The irony is, having a decent QA system in place can actually reduce the need for such fire-fighting and crisis management.  It can give managers a clear overview of the service and act as an ‘early warning system’ regarding any potential problems that may be on the horizon.   And, of course, it can help take the sting out of any future CQC inspection, and indeed, any ongoing monitoring of the service by the CQC or other external agencies that may have an interest in the service.  It’s also worth noting at this point that as part of the CQC’s new strategy, it is encouraging all providers (right across the health and social care sector) to be more proactive in their quality assurance management, and to ‘align’ their own QA systems with that of the CQC.3

So where does this leave overworked managers with no time to focus seriously on quality assurance?  I suspect the majority of service managers would readily admit that not only is quality assurance important but that they should be spending more time on it, but…..they simply haven’t got time to drop everything in order to spend hours gathering evidence in order to satisfy the demands of the CQC, who may not turn up for another couple of years anyway.

But again, I can only re-emphasise that this is not simply about the CQC.  Rather, it is about good management practice with regards to quality assurance, and if the CQC have already devised a comprehensive QA model and methodology, why reinvent the wheel?

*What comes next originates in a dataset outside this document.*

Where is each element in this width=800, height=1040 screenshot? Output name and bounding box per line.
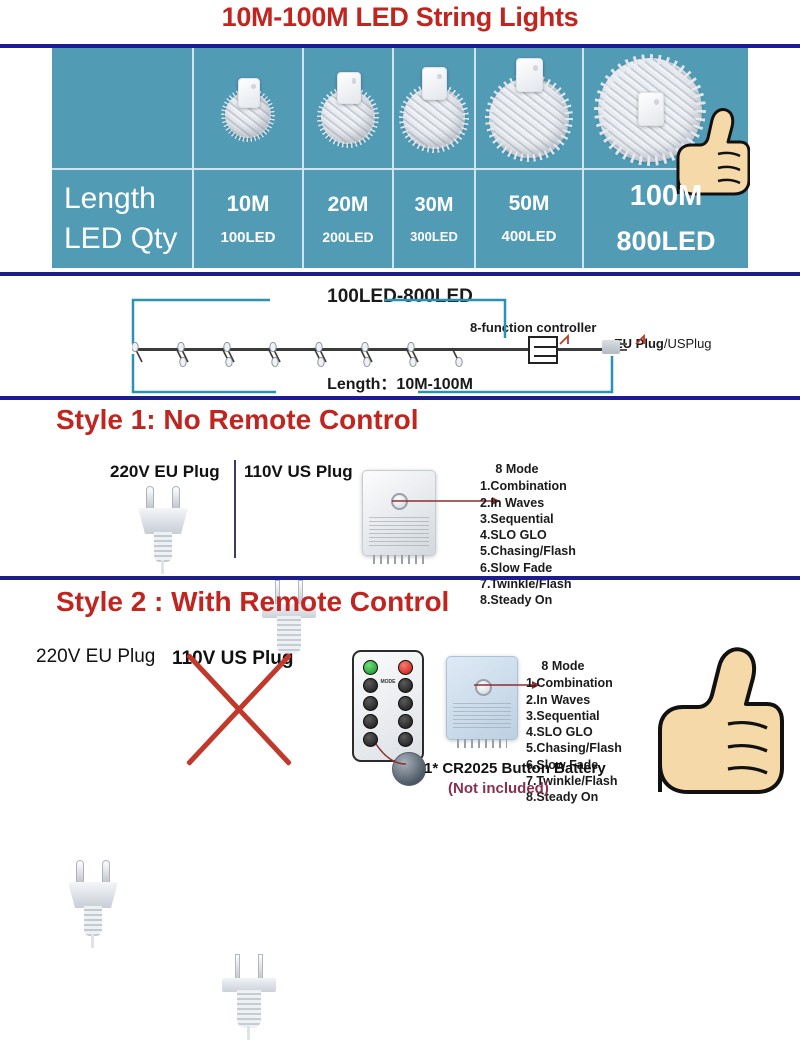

And as for the question of QA being a time consuming activity, there are ways to take some of the pain out of the process.  As I mentioned earlier, there are a number of organisations that can provide off-the-shelf QA audit tools, and some of these are based on the CQC’s own model.  In fact, some of these organisations will also provide a raft of policy documents and other information aimed at helping service managers.

However, I think it’s worth pointing out that there are certain drawbacks to many of these ‘tools’.  To start with, there are some which are still essentially paper-based systems, which means that there are even more bits of paper to add to the existing piles on managers’ desks.  This also makes sharing of information, for example with the CQC, a lot more difficult.  Other systems are software based, which, in theory at least, makes the sharing of data a lot easier, although it’s not always clear how this is achieved in practice.

A lot of these systems will also attempt to ‘rate’ the service according to each of the five domains, although it is by no means clear what ratings methodology they are actually using.   In reality, the CQC ratings (‘outstanding’, ‘good’, ‘requires improvement’ and ‘inadequate’) are derived by a process of discussion amongst the inspection team, and there is no computer algorithm that can reliably automate the process.   In other words,  the ratings for a particular service are for the CQC inspection team to agree upon and award, not for the service itself.  Any form of ‘self-rating’ is at best meaningless, and at worst harmful to the service because it may lure management into a false sense of security.

Having said all this, I believe there is still a place for a simple-to-use and cost-effective ‘tool’ or ‘app’ that can facilitate the process of mapping-out quality across individual services.  And it would seem to make sense for any such tool to use the same methodology and parameters as the CQC, but with the proviso that such a tool can be quickly ‘recalibrated’ should the CQC model change or, indeed, should another regulatory body replace the CQC.  Furthermore, it is essential that information, i.e. evidence of quality, can be easily stored, collated, analysed, presented and shared between agencies, which means that it has to in a digital format that can be easily shared between different systems.